Department of Orthopedics, Fuzhou Second Hospital, Fuzhou 350007, China.
Department of Orthopedics, Affiliated Jiangyin Hospital of Nantong University, Jiangyin 214400, China.
Exp Biol Med (Maywood). 2022 Oct;247(19):1764-1775. doi: 10.1177/15353702221116879. Epub 2022 Aug 11.
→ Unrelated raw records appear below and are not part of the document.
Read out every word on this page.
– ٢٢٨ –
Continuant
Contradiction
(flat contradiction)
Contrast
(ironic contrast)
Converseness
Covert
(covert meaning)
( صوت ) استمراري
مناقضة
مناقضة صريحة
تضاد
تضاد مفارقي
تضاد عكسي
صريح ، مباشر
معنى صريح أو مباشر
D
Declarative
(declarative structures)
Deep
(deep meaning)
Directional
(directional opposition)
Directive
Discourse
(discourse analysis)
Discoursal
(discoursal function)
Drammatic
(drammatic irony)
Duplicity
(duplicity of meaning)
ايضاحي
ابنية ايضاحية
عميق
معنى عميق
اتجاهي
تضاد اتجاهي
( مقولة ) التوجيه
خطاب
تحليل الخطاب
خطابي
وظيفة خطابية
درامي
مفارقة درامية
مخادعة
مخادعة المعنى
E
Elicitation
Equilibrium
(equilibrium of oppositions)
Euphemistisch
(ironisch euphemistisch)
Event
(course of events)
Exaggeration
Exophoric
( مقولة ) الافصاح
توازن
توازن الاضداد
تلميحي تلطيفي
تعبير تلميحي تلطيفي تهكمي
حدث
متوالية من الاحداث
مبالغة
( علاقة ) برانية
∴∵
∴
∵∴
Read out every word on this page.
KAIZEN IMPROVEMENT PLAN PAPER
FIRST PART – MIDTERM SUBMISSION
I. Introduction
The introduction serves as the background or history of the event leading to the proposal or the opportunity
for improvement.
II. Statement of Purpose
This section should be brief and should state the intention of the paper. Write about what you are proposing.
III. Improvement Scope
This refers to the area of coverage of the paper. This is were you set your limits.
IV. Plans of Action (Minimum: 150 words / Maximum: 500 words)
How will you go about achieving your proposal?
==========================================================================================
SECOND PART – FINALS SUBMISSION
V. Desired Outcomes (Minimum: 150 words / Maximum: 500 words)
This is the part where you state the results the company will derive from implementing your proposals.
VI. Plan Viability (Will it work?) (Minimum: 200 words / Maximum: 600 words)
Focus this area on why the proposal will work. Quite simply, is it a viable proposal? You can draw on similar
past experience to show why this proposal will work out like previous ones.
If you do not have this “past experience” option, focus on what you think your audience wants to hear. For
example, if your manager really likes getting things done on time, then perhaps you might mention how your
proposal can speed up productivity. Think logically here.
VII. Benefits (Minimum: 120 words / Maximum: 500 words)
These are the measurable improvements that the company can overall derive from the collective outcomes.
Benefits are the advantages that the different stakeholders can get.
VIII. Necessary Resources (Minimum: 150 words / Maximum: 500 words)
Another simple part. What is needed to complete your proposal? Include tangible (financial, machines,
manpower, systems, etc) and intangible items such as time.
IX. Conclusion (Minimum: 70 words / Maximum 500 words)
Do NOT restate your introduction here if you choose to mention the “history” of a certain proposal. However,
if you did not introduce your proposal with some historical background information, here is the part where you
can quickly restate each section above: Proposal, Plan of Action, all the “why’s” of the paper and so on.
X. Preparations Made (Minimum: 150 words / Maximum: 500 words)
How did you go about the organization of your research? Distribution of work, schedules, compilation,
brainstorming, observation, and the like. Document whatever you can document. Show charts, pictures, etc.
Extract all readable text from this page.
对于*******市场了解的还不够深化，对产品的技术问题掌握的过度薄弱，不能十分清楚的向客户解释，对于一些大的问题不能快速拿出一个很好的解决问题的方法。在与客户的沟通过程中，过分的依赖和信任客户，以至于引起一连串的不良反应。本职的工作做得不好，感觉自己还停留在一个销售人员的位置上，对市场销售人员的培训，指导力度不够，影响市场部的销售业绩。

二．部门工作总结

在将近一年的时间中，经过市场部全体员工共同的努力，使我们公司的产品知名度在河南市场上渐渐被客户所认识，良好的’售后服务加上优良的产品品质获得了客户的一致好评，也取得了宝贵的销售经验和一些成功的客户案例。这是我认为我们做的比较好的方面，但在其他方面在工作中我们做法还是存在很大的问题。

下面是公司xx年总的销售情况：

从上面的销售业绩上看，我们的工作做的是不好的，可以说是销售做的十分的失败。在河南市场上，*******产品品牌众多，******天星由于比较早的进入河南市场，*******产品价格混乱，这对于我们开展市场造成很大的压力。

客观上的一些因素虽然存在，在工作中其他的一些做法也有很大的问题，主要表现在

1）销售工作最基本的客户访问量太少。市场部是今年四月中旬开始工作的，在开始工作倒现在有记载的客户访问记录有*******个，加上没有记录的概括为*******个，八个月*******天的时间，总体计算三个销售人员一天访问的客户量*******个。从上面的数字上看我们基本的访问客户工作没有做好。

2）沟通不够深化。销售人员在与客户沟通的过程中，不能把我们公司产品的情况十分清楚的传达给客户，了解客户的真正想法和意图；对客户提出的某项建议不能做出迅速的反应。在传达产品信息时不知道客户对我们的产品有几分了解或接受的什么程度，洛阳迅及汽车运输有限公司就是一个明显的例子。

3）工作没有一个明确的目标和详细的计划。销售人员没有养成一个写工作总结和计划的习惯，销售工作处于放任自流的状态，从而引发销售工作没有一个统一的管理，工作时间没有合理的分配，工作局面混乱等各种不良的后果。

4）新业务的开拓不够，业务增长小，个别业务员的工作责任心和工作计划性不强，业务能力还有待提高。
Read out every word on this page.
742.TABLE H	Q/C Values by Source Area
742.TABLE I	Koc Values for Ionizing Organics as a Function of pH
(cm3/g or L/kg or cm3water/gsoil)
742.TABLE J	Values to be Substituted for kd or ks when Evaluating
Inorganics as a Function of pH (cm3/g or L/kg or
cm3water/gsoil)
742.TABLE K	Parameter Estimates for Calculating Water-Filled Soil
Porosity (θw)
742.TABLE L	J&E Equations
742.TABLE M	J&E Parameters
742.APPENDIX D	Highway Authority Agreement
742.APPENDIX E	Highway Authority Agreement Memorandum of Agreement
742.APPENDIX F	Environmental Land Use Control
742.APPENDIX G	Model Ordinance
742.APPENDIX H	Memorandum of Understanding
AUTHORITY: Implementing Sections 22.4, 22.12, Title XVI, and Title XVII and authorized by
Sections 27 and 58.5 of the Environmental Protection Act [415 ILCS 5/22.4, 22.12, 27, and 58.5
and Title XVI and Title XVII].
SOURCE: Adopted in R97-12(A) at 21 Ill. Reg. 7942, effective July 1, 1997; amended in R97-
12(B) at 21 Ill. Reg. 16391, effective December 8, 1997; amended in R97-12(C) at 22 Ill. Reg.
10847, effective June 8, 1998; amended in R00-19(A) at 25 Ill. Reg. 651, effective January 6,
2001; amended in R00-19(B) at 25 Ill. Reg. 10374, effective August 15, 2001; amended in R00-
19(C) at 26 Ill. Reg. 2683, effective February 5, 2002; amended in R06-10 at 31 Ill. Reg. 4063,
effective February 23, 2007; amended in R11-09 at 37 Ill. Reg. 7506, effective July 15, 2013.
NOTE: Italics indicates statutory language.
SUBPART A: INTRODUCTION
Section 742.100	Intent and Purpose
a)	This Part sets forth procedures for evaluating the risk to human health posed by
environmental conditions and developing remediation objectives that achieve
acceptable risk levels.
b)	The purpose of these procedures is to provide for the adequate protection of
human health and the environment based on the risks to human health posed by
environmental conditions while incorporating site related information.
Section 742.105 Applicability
Morroniside is known to improve osteoporosis by promoting osteoblastogenesis. The activation of PI3K/Akt/mTOR signaling is a significant mechanism in morroniside-promoted osteoblastogenesis. It is well known that protective autophagy is an important factor in osteoblastogenesis. However, the activation of mTOR signaling can inhibit autophagy. This study aimed to investigate the relationship between mTOR signaling and autophagy in morroniside-regulated osteoblastogenesis. In this study, we investigated the effect of morroniside on the autophagic activity (LC3 conversion rate, LC3-puncta formation, and autophagosome number) of differentiated osteoblast precursors (MC3T3-E1 cells). Then, we identified the roles of mTOR knockdown in morroniside-regulated alterations of autophagy and osteogenic parameters in MC3T3-E1 cells. Next, mTOR knockdown and overexpression were used to observe the roles of mTOR in morroniside-regulated alterations of autophagic molecules (Atg7, Atg13, and Beclin1). Subsequently, the additional value of the above autophagic molecules on morroniside-regulated osteogenic parameters in MC3T3-E1 cells was analyzed based on lentiviral transduction. Finally, combined with morroniside and TAT-Beclin1, the roles of Beclin1 upregulation in the effects of morroniside was investigated. Our experimental data showed that morroniside promoted both the mTOR activity and autophagy in MC3T3-E1 cells. Morroniside-upregulated autophagic activity and Atg13 or Beclin1 protein level in MC3T3-E1 cells were enhanced by mTOR knockdown. Furthermore, Morroniside-upregulated Atg13 and Beclin1 expression was reversed by mTOR overexpression. Importantly, autophagy upregulation with overexpression of the autophagic gene, Atg13 or BECN1 (gene form of Beclin1), significantly promoted osteoblastogenesis regulated by morroniside. The promotional effect of morroniside on bone microarchitecture, bone mass, and bone parameters (including trabecular bone area and OCN expression in trabecular bone) in ovariectomized (OVX) mice was enhanced by TAT-Beclin1 administration. In conclusion, the autophagy-enhancing drugs related to Beclin1 or Atg13 may be an effective adjuvant therapy in the treatment of osteoporosis with morroniside.
莫诺苷通过促进成骨细胞生成来改善骨质疏松症。PI3K/Akt/mTOR 信号的激活是莫诺苷促进成骨细胞生成的重要机制。众所周知,保护性自噬是成骨细胞生成中的一个重要因素。然而,mTOR 信号的激活可以抑制自噬。本研究旨在探讨 mTOR 信号与莫诺苷调节的成骨细胞生成中的自噬之间的关系。在这项研究中,我们研究了莫诺苷对分化的成骨前体细胞(MC3T3-E1 细胞)中自噬活性(LC3 转化率、LC3 斑点形成和自噬体数量)的影响。然后,我们确定了 mTOR 敲低在莫诺苷调节的 MC3T3-E1 细胞中自噬和成骨参数改变中的作用。接下来,使用 mTOR 敲低和过表达来观察 mTOR 在莫诺苷调节的自噬分子(Atg7、Atg13 和 Beclin1)改变中的作用。随后,基于慢病毒转导分析上述自噬分子对 MC3T3-E1 细胞中莫诺苷调节的成骨参数的额外价值。最后,结合莫诺苷和 TAT-Beclin1,研究了上调 Beclin1 在莫诺苷作用中的作用。我们的实验数据表明,莫诺苷促进了 MC3T3-E1 细胞中的 mTOR 活性和自噬。在 MC3T3-E1 细胞中,莫诺苷上调自噬活性和 Atg13 或 Beclin1 蛋白水平被 mTOR 敲低增强。此外,mTOR 过表达逆转了莫诺苷上调的 Atg13 和 Beclin1 表达。重要的是,通过过表达自噬基因 Atg13 或 BECN1(Beclin1 的基因形式)上调自噬,显著促进了莫诺苷调节的成骨细胞生成。TAT-Beclin1 给药增强了莫诺苷对去卵巢(OVX)小鼠骨微结构、骨量和骨参数(包括小梁骨面积和小梁骨中 OCN 表达)的促进作用。总之,与 Beclin1 或 Atg13 相关的自噬增强药物可能是莫诺苷治疗骨质疏松症的有效辅助治疗方法。